Il est maintenant de connaissance judiciaire que les Hells Angels constituent une organisation criminelle vouée au trafic de drogue, impliquée dans les réseaux de prostitution et en charge de divers réseaux de contrebande. De plus, en vue d'éliminer la concurrence, ils ont livré une guerre sans merci à leurs concurrents (plus de 170 victimes reliées à cette guerre ont été recensées entre 1995 et 2001).

Ainsi, ceux qui participent aux activités criminelles d'une organisation criminelle, telle que celle des Hell's Angels, doivent s'attendre à ce qu'un nouveau facteur aggravant s'ajoute à cette liste (non exhaustive) de monsieur le juge Proulx dans Rondeau.[6]

[29]      Dans R. c.
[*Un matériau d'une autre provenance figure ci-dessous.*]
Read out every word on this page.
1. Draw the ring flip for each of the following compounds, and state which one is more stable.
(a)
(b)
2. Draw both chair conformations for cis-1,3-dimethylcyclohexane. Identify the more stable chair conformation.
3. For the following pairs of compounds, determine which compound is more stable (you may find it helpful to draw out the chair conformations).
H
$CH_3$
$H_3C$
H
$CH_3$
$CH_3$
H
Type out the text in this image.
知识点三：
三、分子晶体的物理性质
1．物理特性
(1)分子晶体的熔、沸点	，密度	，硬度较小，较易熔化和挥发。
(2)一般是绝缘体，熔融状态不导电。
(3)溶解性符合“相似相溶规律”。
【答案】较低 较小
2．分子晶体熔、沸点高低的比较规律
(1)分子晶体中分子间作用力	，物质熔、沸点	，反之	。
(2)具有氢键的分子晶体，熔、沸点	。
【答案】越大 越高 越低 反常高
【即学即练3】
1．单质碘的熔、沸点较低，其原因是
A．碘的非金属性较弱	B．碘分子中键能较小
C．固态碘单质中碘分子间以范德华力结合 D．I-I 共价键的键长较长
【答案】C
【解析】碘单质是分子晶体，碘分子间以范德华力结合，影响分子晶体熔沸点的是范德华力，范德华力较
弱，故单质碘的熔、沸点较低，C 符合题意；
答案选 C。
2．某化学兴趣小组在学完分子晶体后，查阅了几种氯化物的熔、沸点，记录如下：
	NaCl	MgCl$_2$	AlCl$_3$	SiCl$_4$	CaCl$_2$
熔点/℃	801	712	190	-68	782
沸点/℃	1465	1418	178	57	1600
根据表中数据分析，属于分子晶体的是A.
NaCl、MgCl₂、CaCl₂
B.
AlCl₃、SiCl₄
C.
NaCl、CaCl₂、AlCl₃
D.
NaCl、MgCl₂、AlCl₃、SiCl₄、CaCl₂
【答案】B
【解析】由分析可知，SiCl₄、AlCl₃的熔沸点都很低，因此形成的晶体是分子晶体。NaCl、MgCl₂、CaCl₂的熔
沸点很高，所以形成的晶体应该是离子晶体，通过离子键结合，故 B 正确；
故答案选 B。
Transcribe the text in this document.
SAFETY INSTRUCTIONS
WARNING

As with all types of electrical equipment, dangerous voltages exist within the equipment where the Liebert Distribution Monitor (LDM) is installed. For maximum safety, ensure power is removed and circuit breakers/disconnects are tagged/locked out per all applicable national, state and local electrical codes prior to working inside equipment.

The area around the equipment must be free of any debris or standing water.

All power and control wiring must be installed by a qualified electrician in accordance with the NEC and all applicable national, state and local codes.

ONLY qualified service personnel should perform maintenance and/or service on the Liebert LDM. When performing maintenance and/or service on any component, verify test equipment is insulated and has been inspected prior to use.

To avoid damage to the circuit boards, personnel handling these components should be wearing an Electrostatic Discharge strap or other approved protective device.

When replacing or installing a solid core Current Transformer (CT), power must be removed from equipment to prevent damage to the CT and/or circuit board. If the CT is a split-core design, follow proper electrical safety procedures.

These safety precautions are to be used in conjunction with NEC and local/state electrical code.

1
Boulianne, confirmant la décision du premier juge de ne pas accorder de remise en liberté pour le motif énoncé à l'alinéa 515(10)b) C.cr., le juge Grenier concluait :

L'appartenance à des groupes criminels structurés qui visent, par définition, à devenir des monopoles de la vente de drogue, que ce soit sur le plan local ou national, démontre un choix de vie, celui de mener des affaires lucratives en violation et au mépris de la loi.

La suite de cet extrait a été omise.